The Don Sahong project followed much the same path. While the process outlined various measures to address expected impacts, the JC did not reach any conclusion. But the process flagged a key principle for transboundary water governance: There is no obligation in the Agreement to have zero impact, but rather the use must be reasonable and equitable, and every effort must be made in limiting any harmful effects. 

The Pak Beng, Pak Lay, Luang Prabang and Sanakham Processes

In response to JC’s calls to improve the implementation of all the Procedures, the Pak Beng process focused on identifying measures to avoid, minimize, and mitigate the harmful effects (as per Article 7), focusing on potential transboundary harm. This process, for the first time, introduced a “Statement”, inviting the notifying country to take note of the review outcomes and make every effort to implement the measures. Importantly, there was no “yes or no” decision and the approach focused on building a better hydropower project rather than a “transparent” hydropower project.
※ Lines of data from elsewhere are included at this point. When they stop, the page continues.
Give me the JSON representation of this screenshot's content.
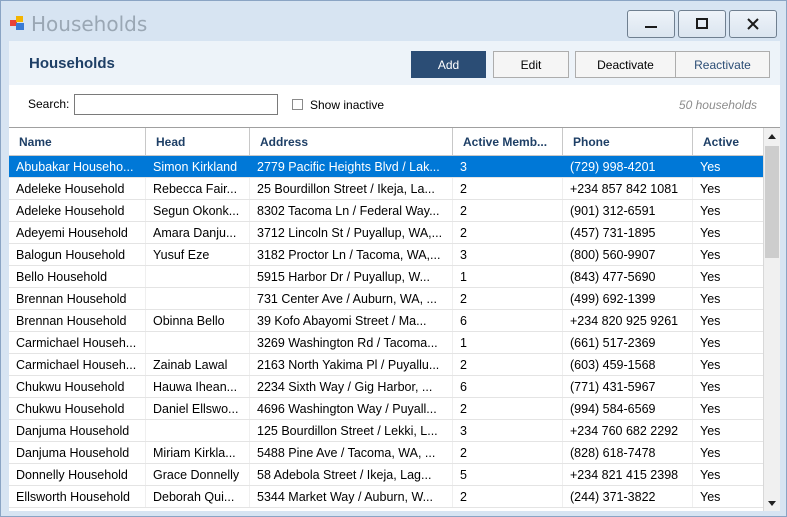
{
  "window": {
    "title": "Households"
  },
  "header": {
    "title": "Households",
    "add_label": "Add",
    "edit_label": "Edit",
    "deactivate_label": "Deactivate",
    "reactivate_label": "Reactivate"
  },
  "filters": {
    "search_label": "Search:",
    "search_value": "",
    "show_inactive_label": "Show inactive",
    "show_inactive_checked": false,
    "count_text": "50 households"
  },
  "colors": {
    "accent": "#2b4d75",
    "selection": "#0078d7",
    "header_text": "#1e3f66"
  },
  "grid": {
    "columns": [
      "Name",
      "Head",
      "Address",
      "Active Memb...",
      "Phone",
      "Active"
    ],
    "selected_row": 0,
    "rows": [
      [
        "Abubakar Househo...",
        "Simon Kirkland",
        "2779 Pacific Heights Blvd / Lak...",
        "3",
        "(729) 998-4201",
        "Yes"
      ],
      [
        "Adeleke Household",
        "Rebecca Fair...",
        "25 Bourdillon Street / Ikeja, La...",
        "2",
        "+234 857 842 1081",
        "Yes"
      ],
      [
        "Adeleke Household",
        "Segun Okonk...",
        "8302 Tacoma Ln / Federal Way...",
        "2",
        "(901) 312-6591",
        "Yes"
      ],
      [
        "Adeyemi Household",
        "Amara Danju...",
        "3712 Lincoln St / Puyallup, WA,...",
        "2",
        "(457) 731-1895",
        "Yes"
      ],
      [
        "Balogun Household",
        "Yusuf Eze",
        "3182 Proctor Ln / Tacoma, WA,...",
        "3",
        "(800) 560-9907",
        "Yes"
      ],
      [
        "Bello Household",
        "",
        "5915 Harbor Dr / Puyallup, W...",
        "1",
        "(843) 477-5690",
        "Yes"
      ],
      [
        "Brennan Household",
        "",
        "731 Center Ave / Auburn, WA, ...",
        "2",
        "(499) 692-1399",
        "Yes"
      ],
      [
        "Brennan Household",
        "Obinna Bello",
        "39 Kofo Abayomi Street / Ma...",
        "6",
        "+234 820 925 9261",
        "Yes"
      ],
      [
        "Carmichael Househ...",
        "",
        "3269 Washington Rd / Tacoma...",
        "1",
        "(661) 517-2369",
        "Yes"
      ],
      [
        "Carmichael Househ...",
        "Zainab Lawal",
        "2163 North Yakima Pl / Puyallu...",
        "2",
        "(603) 459-1568",
        "Yes"
      ],
      [
        "Chukwu Household",
        "Hauwa Ihean...",
        "2234 Sixth Way / Gig Harbor, ...",
        "6",
        "(771) 431-5967",
        "Yes"
      ],
      [
        "Chukwu Household",
        "Daniel Ellswo...",
        "4696 Washington Way / Puyall...",
        "2",
        "(994) 584-6569",
        "Yes"
      ],
      [
        "Danjuma Household",
        "",
        "125 Bourdillon Street / Lekki, L...",
        "3",
        "+234 760 682 2292",
        "Yes"
      ],
      [
        "Danjuma Household",
        "Miriam Kirkla...",
        "5488 Pine Ave / Tacoma, WA, ...",
        "2",
        "(828) 618-7478",
        "Yes"
      ],
      [
        "Donnelly Household",
        "Grace Donnelly",
        "58 Adebola Street / Ikeja, Lag...",
        "5",
        "+234 821 415 2398",
        "Yes"
      ],
      [
        "Ellsworth Household",
        "Deborah Qui...",
        "5344 Market Way / Auburn, W...",
        "2",
        "(244) 371-3822",
        "Yes"
      ]
    ]
  }
}
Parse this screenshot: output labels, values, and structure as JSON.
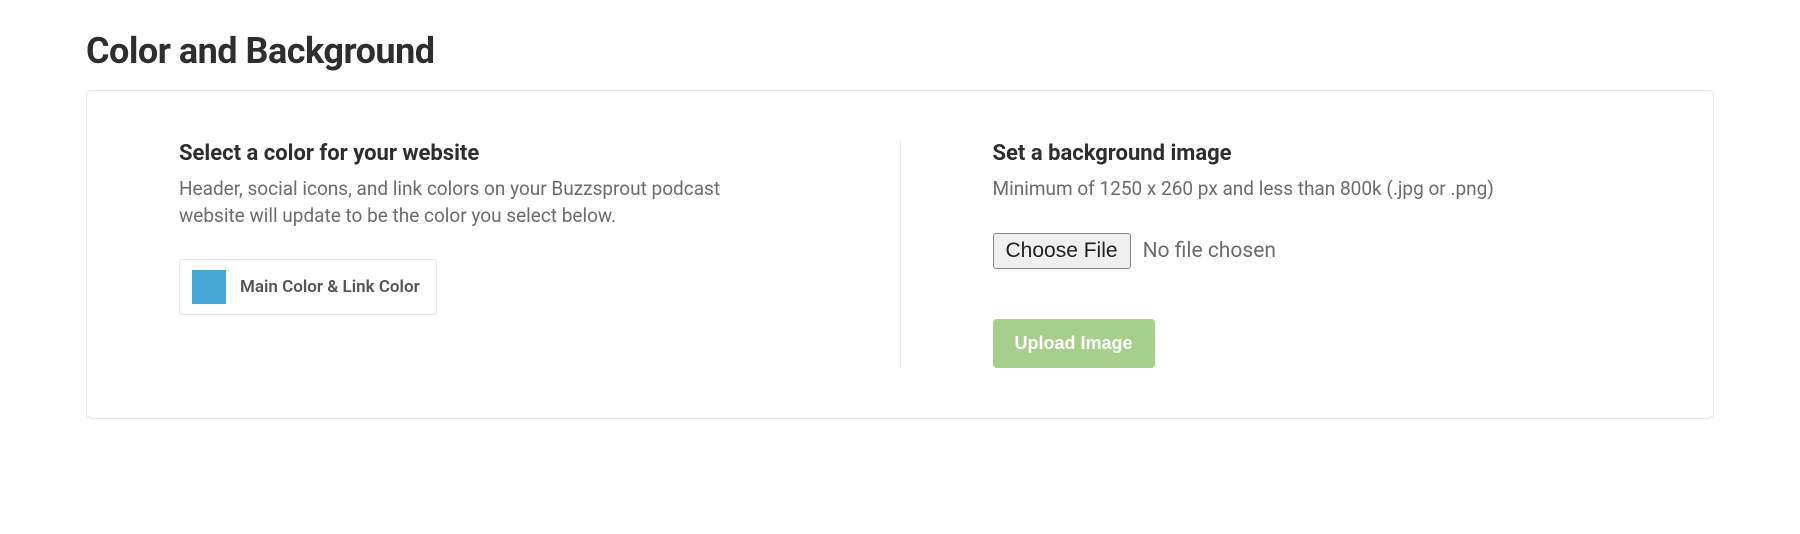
{
  "page": {
    "title": "Color and Background"
  },
  "color_section": {
    "heading": "Select a color for your website",
    "description": "Header, social icons, and link colors on your Buzzsprout podcast website will update to be the color you select below.",
    "swatch_color": "#46a8d8",
    "swatch_label": "Main Color & Link Color"
  },
  "background_section": {
    "heading": "Set a background image",
    "description": "Minimum of 1250 x 260 px and less than 800k (.jpg or .png)",
    "choose_file_label": "Choose File",
    "file_status": "No file chosen",
    "upload_button_label": "Upload Image"
  }
}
This approach has evolved further in the subsequent processes. Specifically, by building in a post-PC process, it has helped promote transparency throughout the final design, construction, and operational phases. Ultimately, the agreed operational measures (or conditions as per the PNPCA) would be captured in the MRC’s Procedures for Water Use Monitoring. Each successive process also saw increasing engagement of external stakeholders.

It was also recognized that some transboundary harmful effects cannot be eliminated. But transboundary compensation was not viable. The concept of a financing mechanism, or Mekong Fund, was therefore introduced, as was the concept of internalizing the external costs. While it is recognized that the concession model of hydropower development must be a viable business, it would not to be consistent with Chapter III of the 1995 Mekong Agreement for concessionaires to make disproportionate profits while avoiding operational measures that could further limit harmful transboundary impacts.

Conclusion

The PNPCA process has shifted from a technical discussion on whether the proposed hydropower project is ‘transparent’ to greater ‘transparency’ in the way that the PC and post PC processes are implemented. This reflects a shift from technical to water diplomacy solutions in transboundary river governance. Maintaining transparency and engagement in the post PC process through the implementation of Joint Action Plans and Joint Environmental Monitoring is critical in claiming the true success of PNPCA implementation in the LMB.

The MRC’s transboundary river governance is much better aligned with the non-interventionalist ethos or realpolitik of the region, and the intentions of the 1995 Mekong Agreement, which is developmental in nature. It is essential to further strengthen the MRC’ Knowledge Hub as a transboundary management tool, rather than just a repository of data and tools.